The cultural phenomenon represented by the bowls, shared between Jews, Christians, and Mandeans, serves as a reminder that co-production emerges perhaps most vibrantly through lived practices of religion, especially in a practice like the bowls, which are produced by people living in close enough proximity to one another to share a common idiom or to have a mutual sense of what might influence one’s fortune. The religious experiences of the buyers and users of these bowls is created in part through the borrowing and appropriation of “outside” tradition. The very incorporation of these traditions makes them no longer external to the tradition and lived experience of ancient religious practitioners but rather an integral part in the continual process of the making of a religious tradition.  

 

Further Reading:

Siam Bhayro, “Divorcing a Demon: Incantation Bowls and BT Gittin 85b,” in The Archaeology and Material Culture of the Babylonian Talmud, ed.
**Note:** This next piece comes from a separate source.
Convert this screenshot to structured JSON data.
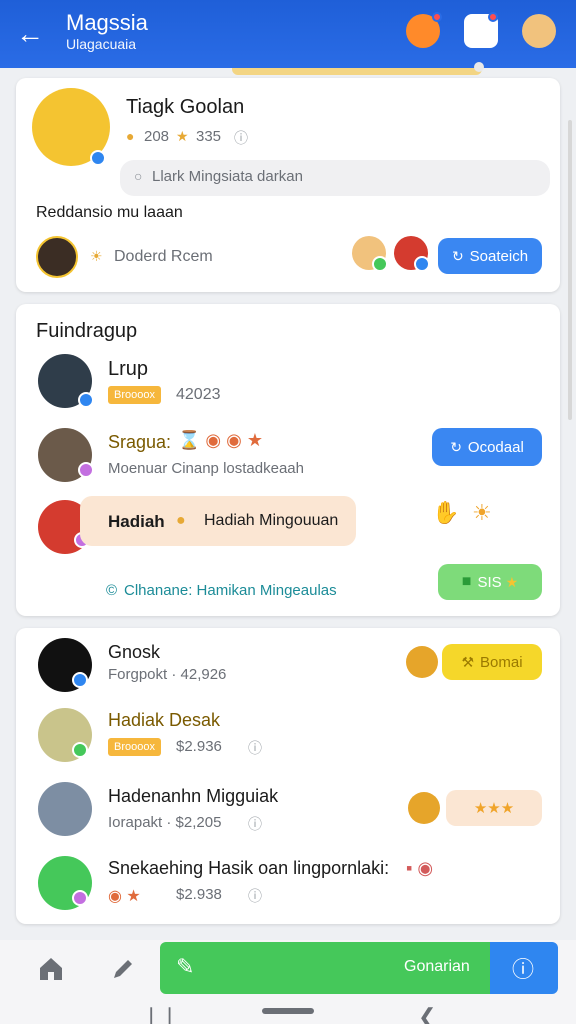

Markham J. Geller (Leiden: Brill, 2015) 121–132.

Dan Levene, “And by the name of Jesus…” An Unpublished Magic Bowl in Jewish Aramaic, “Jewish Studies Quarterly” 6.4 (1999) 283–308.

Dan Levene, “Jewish Aramaic Incantation Bowls,” in Jewish/non-Jewish Relations: Between Exclusion and Embrace. An Online Teaching Resource.

Avigail Manekin Bamberger, “Jewish Legal Formulae in the Aramaic Incantation Bowls,” Aramaic Studies 13 (2015) 69–81.

Marco Moriggi, “Jewish Divorce Formulae in Syriac Incantation Bowls,” Aramaic Studies 13 (2015), 82–94.